Visions of the future invariable involve flying. There is a human fascination with flight and the future’s promise of it that so solidly captures the imagination. While everyone may curse the failed promise of flying cars during rush hour traffic, deep down inside, everyone really wants a personal jetpack. There is something about zipping through the air with the help of little more than a backpack that appeals to something juvenile, but undeniably fun. There is, technically, a difference between a jetpack and a rocket belt, but for simplicity, we’ll just lump them together, okay, engineering nerds?
Personal flight as a concept has been around since man first saw birds take to the air, Daedalus and his ill-fated son Icarus being the prime examples. Many thinkers, tinkerers, and inventors have come up with concepts for personal flying machines, though for the most part, they had been some form of winged contraption.
In the 1920s, with the maturity of science fiction as a genre (think H.G. Wells et. al.), the concept of a personal, backpack-style jetpack really began to take off. Buck Rogers, the 1920s hero who finds himself in the 22nd century, had himself one that, if memory serves right, went by a different name, and more than likely ignited the spark in the collective imagination of the human race that would allow the jet pack to break the boundary between the printed page and reality.
The jetpack made several more appearances, this time on-screen, with The Rocket Man in 1954, and possibly most famously strapped onto the back of Sean Connery’s James Bond in the 1965 movie Thunderball. Interestingly, about two years before, Bell Aerosystems actually had a working jetpack, or more technically a rocket belt, that was capable of achieving flight, though for the very limited time of about 20 seconds. Perhaps the biggest moment for jetpack technology was when Bill Suiter flew in for the opening of the 1984 Summer Olympics in Los Angeles.
These high-tech, flying science projects generally use hydrogen peroxide which, when subjected to a catalyst, breaks down very, very quickly into water (in the form of lots and lots of steam) and oxygen. The expanding boiling mass is directed downwards, vectored in the necessary direction to go one way or another. This uses up the fuel really quickly, but produces just enough thrust to get airborne at a pretty decent clip. There are other designs, such as the Martin Jetpack, which has a gasoline guzzling engine that puts out a massive 200-horses to power a pair of rotors, but it’s a little less jetpack and more something along the lines of “jet platform” based on the size. Still, at a flying time of half an hour, it’s way better than anything else we’ve got.

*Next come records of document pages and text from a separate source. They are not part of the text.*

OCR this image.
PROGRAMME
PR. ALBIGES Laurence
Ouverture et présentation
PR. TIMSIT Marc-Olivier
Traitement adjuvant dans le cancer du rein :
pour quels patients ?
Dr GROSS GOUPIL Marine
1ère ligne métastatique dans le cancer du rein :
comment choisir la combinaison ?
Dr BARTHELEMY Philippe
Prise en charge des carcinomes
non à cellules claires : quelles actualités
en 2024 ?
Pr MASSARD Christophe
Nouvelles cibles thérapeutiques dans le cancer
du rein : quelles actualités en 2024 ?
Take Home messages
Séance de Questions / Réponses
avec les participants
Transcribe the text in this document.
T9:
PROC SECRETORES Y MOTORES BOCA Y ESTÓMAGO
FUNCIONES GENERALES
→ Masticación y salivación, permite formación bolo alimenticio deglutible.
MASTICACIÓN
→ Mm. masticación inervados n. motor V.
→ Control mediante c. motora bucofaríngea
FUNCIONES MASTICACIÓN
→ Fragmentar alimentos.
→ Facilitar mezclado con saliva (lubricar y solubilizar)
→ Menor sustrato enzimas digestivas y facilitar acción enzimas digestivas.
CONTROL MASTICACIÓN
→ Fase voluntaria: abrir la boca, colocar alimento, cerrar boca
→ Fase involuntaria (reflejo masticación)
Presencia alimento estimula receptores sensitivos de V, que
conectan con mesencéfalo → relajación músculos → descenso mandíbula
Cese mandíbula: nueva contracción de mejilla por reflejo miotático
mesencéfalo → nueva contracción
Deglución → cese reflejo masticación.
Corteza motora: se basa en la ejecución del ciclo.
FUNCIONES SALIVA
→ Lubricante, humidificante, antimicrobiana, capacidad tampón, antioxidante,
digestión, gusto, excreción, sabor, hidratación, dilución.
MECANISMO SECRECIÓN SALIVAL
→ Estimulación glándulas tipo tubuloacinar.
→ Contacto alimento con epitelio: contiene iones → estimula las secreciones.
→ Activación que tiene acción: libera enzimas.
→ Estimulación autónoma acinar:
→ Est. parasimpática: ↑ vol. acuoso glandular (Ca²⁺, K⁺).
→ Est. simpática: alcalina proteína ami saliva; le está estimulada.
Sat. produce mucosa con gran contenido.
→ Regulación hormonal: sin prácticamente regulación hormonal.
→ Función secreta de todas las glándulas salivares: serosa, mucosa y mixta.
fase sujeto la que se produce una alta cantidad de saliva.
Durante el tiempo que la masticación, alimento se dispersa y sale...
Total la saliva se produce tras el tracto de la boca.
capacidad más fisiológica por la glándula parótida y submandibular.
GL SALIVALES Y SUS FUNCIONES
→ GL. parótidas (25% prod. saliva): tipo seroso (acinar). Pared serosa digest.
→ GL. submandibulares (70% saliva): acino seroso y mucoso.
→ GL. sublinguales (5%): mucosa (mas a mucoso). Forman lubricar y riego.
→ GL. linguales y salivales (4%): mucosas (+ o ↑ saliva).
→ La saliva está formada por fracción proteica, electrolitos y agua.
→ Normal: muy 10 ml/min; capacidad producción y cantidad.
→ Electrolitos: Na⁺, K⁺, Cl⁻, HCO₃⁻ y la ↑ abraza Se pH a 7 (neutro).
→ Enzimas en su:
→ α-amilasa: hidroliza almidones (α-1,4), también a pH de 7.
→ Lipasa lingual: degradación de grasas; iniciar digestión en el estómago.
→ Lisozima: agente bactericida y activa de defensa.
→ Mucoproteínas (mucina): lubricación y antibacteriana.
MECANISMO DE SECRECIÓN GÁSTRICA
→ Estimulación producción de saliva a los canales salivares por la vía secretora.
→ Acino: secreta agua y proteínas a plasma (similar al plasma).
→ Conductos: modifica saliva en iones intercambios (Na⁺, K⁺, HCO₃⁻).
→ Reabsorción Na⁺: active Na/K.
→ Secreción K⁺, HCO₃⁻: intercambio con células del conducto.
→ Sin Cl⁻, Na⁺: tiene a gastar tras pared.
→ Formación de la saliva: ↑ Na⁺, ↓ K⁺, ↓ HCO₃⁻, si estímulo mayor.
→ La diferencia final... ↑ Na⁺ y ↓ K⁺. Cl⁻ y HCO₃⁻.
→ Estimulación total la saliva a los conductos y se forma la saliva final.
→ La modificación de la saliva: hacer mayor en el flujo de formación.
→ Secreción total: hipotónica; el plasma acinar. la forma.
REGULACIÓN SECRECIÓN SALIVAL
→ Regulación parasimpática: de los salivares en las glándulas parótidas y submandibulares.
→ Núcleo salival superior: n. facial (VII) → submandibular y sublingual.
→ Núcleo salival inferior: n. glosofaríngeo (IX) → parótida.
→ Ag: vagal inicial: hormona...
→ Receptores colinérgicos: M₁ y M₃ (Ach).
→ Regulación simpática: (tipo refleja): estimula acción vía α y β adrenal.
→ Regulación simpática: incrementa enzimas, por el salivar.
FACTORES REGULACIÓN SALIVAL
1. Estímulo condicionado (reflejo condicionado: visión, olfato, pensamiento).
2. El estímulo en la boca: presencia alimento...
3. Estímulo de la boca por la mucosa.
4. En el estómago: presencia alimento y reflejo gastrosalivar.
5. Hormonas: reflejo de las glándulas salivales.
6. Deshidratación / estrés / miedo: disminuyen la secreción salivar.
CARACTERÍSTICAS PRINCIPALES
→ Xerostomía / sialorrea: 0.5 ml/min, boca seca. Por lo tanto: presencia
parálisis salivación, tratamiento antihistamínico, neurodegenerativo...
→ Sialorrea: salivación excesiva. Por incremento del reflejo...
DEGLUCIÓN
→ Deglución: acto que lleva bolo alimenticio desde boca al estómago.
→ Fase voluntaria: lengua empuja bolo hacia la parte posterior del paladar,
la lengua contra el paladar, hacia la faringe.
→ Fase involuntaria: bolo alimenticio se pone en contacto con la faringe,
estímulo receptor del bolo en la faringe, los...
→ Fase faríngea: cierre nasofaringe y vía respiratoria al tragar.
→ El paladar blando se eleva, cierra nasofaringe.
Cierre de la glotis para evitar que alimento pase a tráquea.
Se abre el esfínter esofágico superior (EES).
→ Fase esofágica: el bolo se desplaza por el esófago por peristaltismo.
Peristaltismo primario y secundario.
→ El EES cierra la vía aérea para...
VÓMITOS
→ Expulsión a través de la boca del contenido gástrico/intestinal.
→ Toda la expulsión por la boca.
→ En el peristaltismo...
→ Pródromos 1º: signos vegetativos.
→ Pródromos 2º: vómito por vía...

Jetpacks are a relatively simple concept. Just create a lot of quickly-expanding gas, strap it onto your back, direct the gas towards the ground and let ‘er rip. In practice, it is a lot harder. Something to consider is that one way to call”rapidly expanding gas” is an explosion. You’re basically strapping a controlled explosion onto your body. All that expanding superheated gas also does terrible things to a pilot’s complexion. Also, cramming sufficient fuel is hard enough, leaving little room for parachutes, which would be of little use; you wouldn’t have enough height for it to be useful unless you went straight up, but then what would be the point? You could add fuel, but that adds weight, which means you need more power, which in turn requires more fuel. It’s pretty self-defeating to approach the problem that way.
Therein lies the problem. Apart from scientists who just wanted to make it happen, it was the US Army that wanted jetpacks, to provide a new way to recon the battlefield of the future. Once they realized how deafeningly loud the thing could be, and how easy (and fun) it would be to shoot down a rocketeer, they scrapped the whole thing, choosing instead to focus on traditional methods of flight for transport and scouting.
The main problem for the development of a jetpack really is the lack of a market. Everybody wants one, sure, but given the limitations and price of both the device and fuel, there really isn’t anyone out there who wants one bad enough. It has been an engineering dream that nobody has been able to execute in a practical manner, but it has been around for a really long time, at least as a concept. This retro-futuristic dream will continue to tickle our fancy and inspire us to reach for the heavens, literally.